The Lord provided in these moments.  And it seems so easy to write about them now, but in the moment, it just seems that your heart races and the cries are so magnified and you simply just want to raise your voice.  How is it possible to discipline from love and not only from anger or frustration?  And it was there in those moments, that He provided.  Our nightly ritual is to read a short story from the Bible and to sing a hymn together.  While Tirzah was still crying and still debating over her grape, I read the Bible and I sang and I closed in prayer.  And I really did feel softened towards Tirzah.  I understood that I needed to calmly explain to her what the "larger" situation was about; I understood that she needed me to be calm, gentle yet firm, and not fiercely contorted in frustration.  I gently stroked her arm and talked with her; soon enough she was sitting with me at the table, embraced in love and gentle encouragement, and that was when she without hesitation or complaint, ate and swallowed the grape.  The Lord provided a way for me to see the truth in why Elisabeth Elliot quoted her father when he said that discipline is a "balance of both Law and Grace" (pg. 182).  Indeed there was a law: that the grape was to be eaten.  But that didn't mean that I couldn't show tender love and mercy to Tirzah and help her to follow that law.  As parents we have the awesome responsibility of standing in the place of God to our children, or in essence, pointing the way to Him.  We are to be like Him to our children: their refuge, their strength, their help.  And through His mercy tonight, I was able to see the difference in the attitude of my heart when I was disciplining simply for control and disciplining for her good.  It was good and right and God-commanded for Tirzah to obey me, (which if anything brings a parent to her knees, is it not this?  Most times I don't even know what to do and she is supposed to obey me??), but it is also good and right and God-commanded for me to train and nurture her in love and to be her help.

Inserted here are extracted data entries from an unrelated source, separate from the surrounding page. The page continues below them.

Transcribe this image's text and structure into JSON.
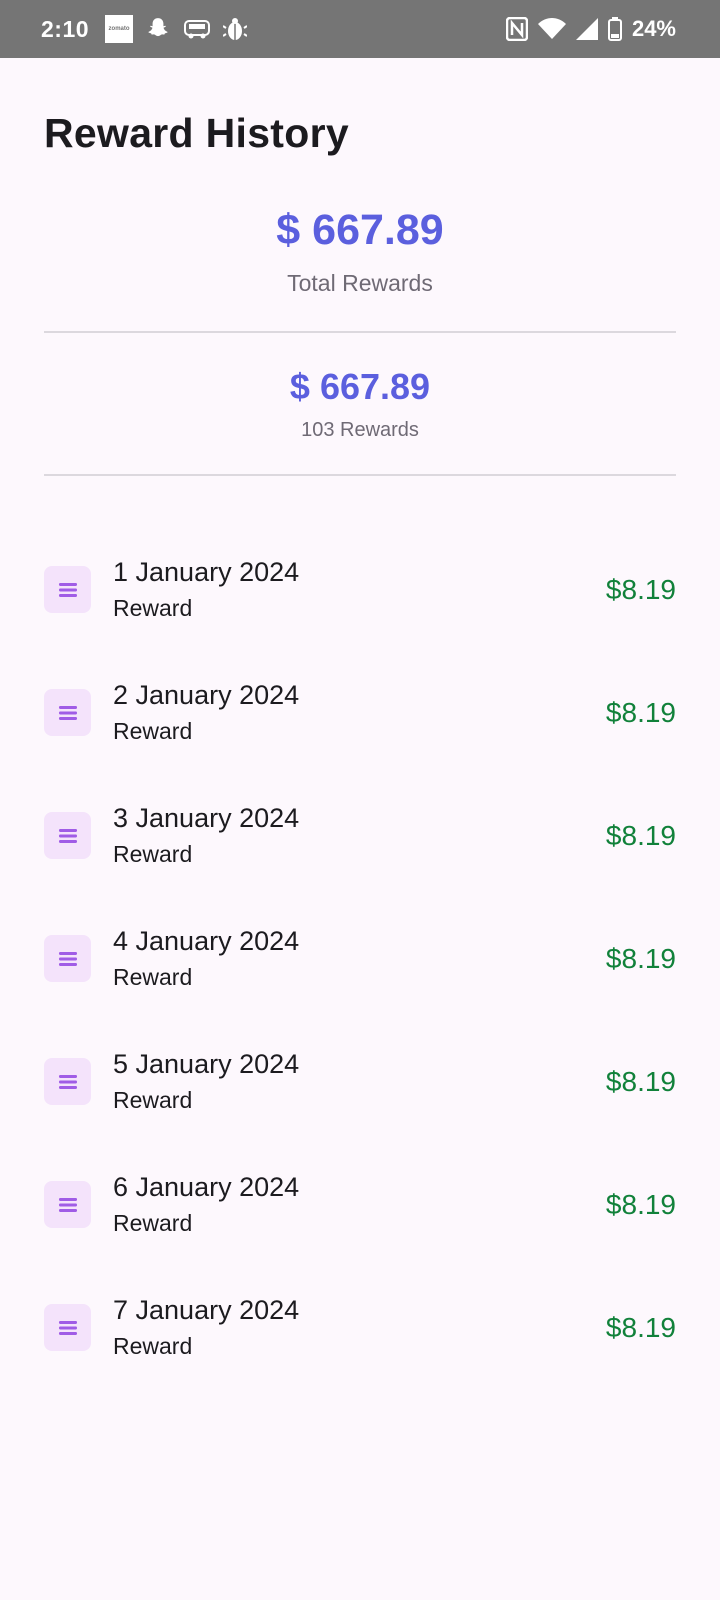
{
  "status_bar": {
    "time": "2:10",
    "battery": "24%",
    "left_icons": [
      "zomato-icon",
      "snapchat-icon",
      "redbus-icon",
      "bug-icon"
    ],
    "right_icons": [
      "nfc-icon",
      "wifi-icon",
      "signal-icon",
      "battery-icon"
    ],
    "zomato_text": "zomato"
  },
  "header": {
    "title": "Reward History"
  },
  "summary": {
    "total_amount": "$ 667.89",
    "total_label": "Total Rewards",
    "sub_amount": "$ 667.89",
    "sub_label": "103 Rewards"
  },
  "rewards": [
    {
      "date": "1 January 2024",
      "type": "Reward",
      "amount": "$8.19"
    },
    {
      "date": "2 January 2024",
      "type": "Reward",
      "amount": "$8.19"
    },
    {
      "date": "3 January 2024",
      "type": "Reward",
      "amount": "$8.19"
    },
    {
      "date": "4 January 2024",
      "type": "Reward",
      "amount": "$8.19"
    },
    {
      "date": "5 January 2024",
      "type": "Reward",
      "amount": "$8.19"
    },
    {
      "date": "6 January 2024",
      "type": "Reward",
      "amount": "$8.19"
    },
    {
      "date": "7 January 2024",
      "type": "Reward",
      "amount": "$8.19"
    }
  ],
  "colors": {
    "accent": "#5b5fde",
    "amount_positive": "#11813a",
    "icon_bg": "#f4e3fb",
    "icon_fg": "#a05ce6",
    "background": "#fdf8fd"
  }
}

Does any of this make sense?  My head still feels like it is swimming with thoughts and with emotions and with trying to understand the magnitude of the task the Lord has blessed us with.  The simplicity of it being: I am so thankful to the Lord for providing a situation where I was able to see so vividly the differences in my own heart and my own attitudes when disciplining through anger and a mind for control instead of through love and with a mind for her good.  And I am certain of this, that it will happen time and time again.  But I will close with yet another thought from Elisabeth Elliot:

"Do not be dismayed!... never think it impossible.  It is always possible to do the will of God.  Begin to be ready to do... Waste no time wondering if you can do it.  The question is simply Will you?  Your weakness is itself a potent claim on the divine mercy (see 2 Corinthians 12:10) (pg. 214).